In today's business world, information about the customer is a necessity for a businesses trying to maximize its profits. A new, and important, tool in gaining this knowledge is Data Mining. Data Mining is a set of automated procedures used to find previously unknown patterns and relationships in data. These patterns and relationships, once extracted, can be used to make valid predictions about the behavior of the customer.
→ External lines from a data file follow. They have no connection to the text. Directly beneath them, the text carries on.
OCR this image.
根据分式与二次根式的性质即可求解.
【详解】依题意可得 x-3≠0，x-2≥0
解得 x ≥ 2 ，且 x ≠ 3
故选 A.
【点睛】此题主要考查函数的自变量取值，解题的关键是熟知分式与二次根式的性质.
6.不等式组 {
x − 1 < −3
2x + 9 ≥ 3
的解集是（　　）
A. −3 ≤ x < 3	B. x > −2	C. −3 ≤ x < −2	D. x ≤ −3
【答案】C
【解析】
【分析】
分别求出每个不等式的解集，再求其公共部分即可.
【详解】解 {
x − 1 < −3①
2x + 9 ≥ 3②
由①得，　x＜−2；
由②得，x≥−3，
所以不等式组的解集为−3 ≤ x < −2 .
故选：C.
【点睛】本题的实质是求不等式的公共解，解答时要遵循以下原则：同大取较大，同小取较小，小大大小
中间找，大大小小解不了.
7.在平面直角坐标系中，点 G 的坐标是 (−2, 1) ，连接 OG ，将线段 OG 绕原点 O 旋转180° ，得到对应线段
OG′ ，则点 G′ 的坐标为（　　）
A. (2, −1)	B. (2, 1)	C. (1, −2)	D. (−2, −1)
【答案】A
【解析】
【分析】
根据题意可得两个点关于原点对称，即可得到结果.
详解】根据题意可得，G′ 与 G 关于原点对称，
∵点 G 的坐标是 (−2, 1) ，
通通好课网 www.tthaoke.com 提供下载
Data Mining is generally used for four main tasks: (1) to improve the process of making new customers and retaining customers; (2) to reduce fraud; (3) to identify internal wastefulness and deal with that wastefulness in operations, and (4) to chart unexplored areas of the internet (Cavoukian). The fulfillment of these tasks can be enhanced if appropriate data has been collected and if that data is stored in a data warehouse. According to Stanford University, "A Data Warehouse is a repository of integrated information, available for queries and analysis. Data and information are extracted from heterogeneous sources as they are generated.This makes it much easier and more efficient to run queries over data that originally came from different sources." When data about an organization's practices is easier to access, it becomes more economical to mine. "Without the pool of validated and scrubbed data that a data warehouse provides, the data mining process requires considerable additional effort to pre-process the data" (SAS Institute).
There are several different types of models and algorithms used to "mine" the data. These include, but are not limited to, neural networks, decision trees, rule induction, boosting, and genetic algorithms.
Neural networks are physical cellular systems which can acquire, store, and .
utilize experiential knowledge (Zurada). Neural networks offer a way to efficiently model large and complex problems. Decision trees are diagrams used for making decisions in business or computer programming.